Dès 1630, les Indiens d’Équateur en ont utilisé les fibres pour fabriquer un chapeau d’une grande finesse : le "sombrero fino de paja toquilla". Beaucoup plus tard, en 1881, les ouvriers qui creusèrent le canal de Panama découvrirent ce chapeau frais, léger et confortable et le ramenèrent en Europe et aux États-Unis sous le nom de "panama hat", appellation qu’il a gardée depuis.S’il est surtout connu sous sa forme de chapeau d’homme, le panama est avant tout un chapeau en paille qui se décline sous toutes les formes : borsalino, western, colonial pour les hommes ; capeline, cloche pour les femmes. En effet, ce n’est pas tant la forme qui définit ce chapeau que la matière avec laquelle il est confectionné.

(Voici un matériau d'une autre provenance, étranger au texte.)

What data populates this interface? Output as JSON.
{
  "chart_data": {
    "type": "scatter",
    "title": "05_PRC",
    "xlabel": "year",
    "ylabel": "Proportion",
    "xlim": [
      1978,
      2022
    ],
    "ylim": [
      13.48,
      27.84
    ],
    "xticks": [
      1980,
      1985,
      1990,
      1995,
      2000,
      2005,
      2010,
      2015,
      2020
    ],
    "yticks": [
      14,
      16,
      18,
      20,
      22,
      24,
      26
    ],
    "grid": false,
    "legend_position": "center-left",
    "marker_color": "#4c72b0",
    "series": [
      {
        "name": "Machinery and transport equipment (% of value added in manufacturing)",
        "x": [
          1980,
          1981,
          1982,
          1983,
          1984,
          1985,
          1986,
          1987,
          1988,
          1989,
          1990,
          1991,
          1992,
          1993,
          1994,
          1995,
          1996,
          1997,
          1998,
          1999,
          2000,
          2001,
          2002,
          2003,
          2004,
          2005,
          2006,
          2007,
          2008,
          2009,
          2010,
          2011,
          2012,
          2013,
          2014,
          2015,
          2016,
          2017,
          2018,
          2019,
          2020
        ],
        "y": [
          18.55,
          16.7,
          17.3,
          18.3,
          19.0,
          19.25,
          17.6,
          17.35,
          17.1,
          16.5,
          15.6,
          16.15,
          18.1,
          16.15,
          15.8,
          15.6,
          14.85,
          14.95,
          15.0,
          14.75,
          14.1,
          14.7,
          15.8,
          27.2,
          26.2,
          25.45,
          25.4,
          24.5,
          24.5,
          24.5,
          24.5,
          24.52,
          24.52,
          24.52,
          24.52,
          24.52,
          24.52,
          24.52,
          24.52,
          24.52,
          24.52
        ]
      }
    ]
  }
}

Le véritable panama reste un objet de fabrication artisanale entièrement réalisé à la main par les indiens d’Équateur à partir de fibres naturelles, d’où son odeur de paille et sa couleur blanche ou ivoire si caractéristique. L’opération de tissage peut durer de 8 heures à plusieurs semaines, suivant la finesse des fibres utilisées (certains modèles sont d'ailleurs si fins qu’ils peuvent se rouler). On reconnaît un authentique chapeau panama tissé main à la rosace apparente au sommet de la calotte, qui marque le début du tissage.
Si le panama fut très à la mode à la fin du XIXe siècle et au début du XXe siècle, il a gagné ses lettres de noblesse en étant porté par des gens célèbres appartenant au monde du spectacle ou de la politique, tels que Gabin, Noiret, Roosevelt, Khrouchtchev ou encore Churchill.
Chapeau de légende, le panama est peu à peu devenu un accessoire de mode. Des stars comme Monica Belluci ou Sean Connery en ont ainsi fait le chapeau de l’été 2009. Toujours plébiscité par les maisons Lanvin ou Hermès, le panama peut se porter au quotidien grâce aux modèles proposés par les marques Moa ou Comptoir des Cotonniers.